G8 se encaminha para acordo sem grandeza sobre aquecimento global

PRA DESCONTRAIR:


sexta-feira, 18 de julho de 2008

Ela passou pela rehab. E os outros?

Foi com alegria que vi uma matéria do Fantástico num domingo desses. Tal afirmação, nos dias atuais, é uma contradição pra mim. Mas o assunto era a volta de Amy Winehouse aos palcos de grande público. No caso, do Rock in Rio Madri.

Após ouvir o hit Rehab, comecei a prestar atenção na cantora. Que música! Que voz! Eu, que já gosto de jazz e blues, adorei saber que Ella Fitzgerald, Billie Holiday e Nina Simone já possuem herdeira musical.

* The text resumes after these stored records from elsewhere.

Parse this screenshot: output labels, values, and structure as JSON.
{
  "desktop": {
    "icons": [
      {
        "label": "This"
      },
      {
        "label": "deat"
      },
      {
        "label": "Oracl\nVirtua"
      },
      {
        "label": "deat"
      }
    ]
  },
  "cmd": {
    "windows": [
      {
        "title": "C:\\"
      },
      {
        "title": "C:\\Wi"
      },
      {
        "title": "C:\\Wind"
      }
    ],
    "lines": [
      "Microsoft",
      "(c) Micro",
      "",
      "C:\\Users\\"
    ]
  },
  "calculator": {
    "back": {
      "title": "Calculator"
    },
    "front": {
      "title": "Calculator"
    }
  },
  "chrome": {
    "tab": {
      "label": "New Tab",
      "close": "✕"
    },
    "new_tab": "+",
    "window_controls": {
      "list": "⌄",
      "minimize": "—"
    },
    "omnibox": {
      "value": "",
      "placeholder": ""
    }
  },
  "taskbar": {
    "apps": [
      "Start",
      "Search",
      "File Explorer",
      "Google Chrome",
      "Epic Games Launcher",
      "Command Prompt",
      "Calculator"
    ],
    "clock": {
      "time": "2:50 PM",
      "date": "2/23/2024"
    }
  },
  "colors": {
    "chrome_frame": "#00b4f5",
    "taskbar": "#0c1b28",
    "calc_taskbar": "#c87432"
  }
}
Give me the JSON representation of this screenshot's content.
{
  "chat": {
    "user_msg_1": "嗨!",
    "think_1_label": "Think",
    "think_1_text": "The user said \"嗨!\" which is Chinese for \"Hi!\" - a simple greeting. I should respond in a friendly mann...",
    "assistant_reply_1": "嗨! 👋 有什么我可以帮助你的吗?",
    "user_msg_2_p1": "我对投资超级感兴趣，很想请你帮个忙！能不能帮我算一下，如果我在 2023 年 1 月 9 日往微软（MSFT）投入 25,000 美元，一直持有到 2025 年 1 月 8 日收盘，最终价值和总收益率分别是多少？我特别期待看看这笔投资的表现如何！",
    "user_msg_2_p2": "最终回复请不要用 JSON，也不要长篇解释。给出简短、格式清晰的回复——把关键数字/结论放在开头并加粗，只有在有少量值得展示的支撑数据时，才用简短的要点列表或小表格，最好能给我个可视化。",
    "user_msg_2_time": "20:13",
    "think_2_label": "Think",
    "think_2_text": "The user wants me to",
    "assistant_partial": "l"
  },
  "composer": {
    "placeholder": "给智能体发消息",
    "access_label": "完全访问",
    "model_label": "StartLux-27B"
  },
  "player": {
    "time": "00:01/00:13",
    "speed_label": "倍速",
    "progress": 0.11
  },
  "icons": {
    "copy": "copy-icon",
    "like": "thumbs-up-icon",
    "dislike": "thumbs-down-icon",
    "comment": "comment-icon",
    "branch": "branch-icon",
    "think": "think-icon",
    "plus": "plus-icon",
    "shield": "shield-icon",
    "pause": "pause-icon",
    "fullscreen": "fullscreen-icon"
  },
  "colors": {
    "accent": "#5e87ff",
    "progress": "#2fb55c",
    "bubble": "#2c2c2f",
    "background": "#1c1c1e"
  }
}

A matéria conta que não se sabia se Amy estaria em Madri, outra vez devido a seus problemas extra-palco. Aí me dei conta que sei muito mais desse aspecto da sua carreira do que de seu talento ou suas músicas.

O que dá na mídia (sensacionalista, não toda) é a anorexia de Amy, a depressão de Amy, a dependência química de Amy, a prisão do marido de Amy... E as pessoas não cansam de consumir essas notícias, então os pseudo-jornais não cansam de publicar esse tipo de coisa, já que as pessoas não cansam de consumir essas notícias, uma vez que os pseudo-jornais não cansam de publicar esse tipo de coisa...

Em meio a essa roda-viva, Amy Winehouse foi pra reabilitação. E cantou seu drama no hit que já citei (veja a letra). Além disso, tem buscado prosseguir a carreira, como nos shows do Rock in Rio pelo mundo.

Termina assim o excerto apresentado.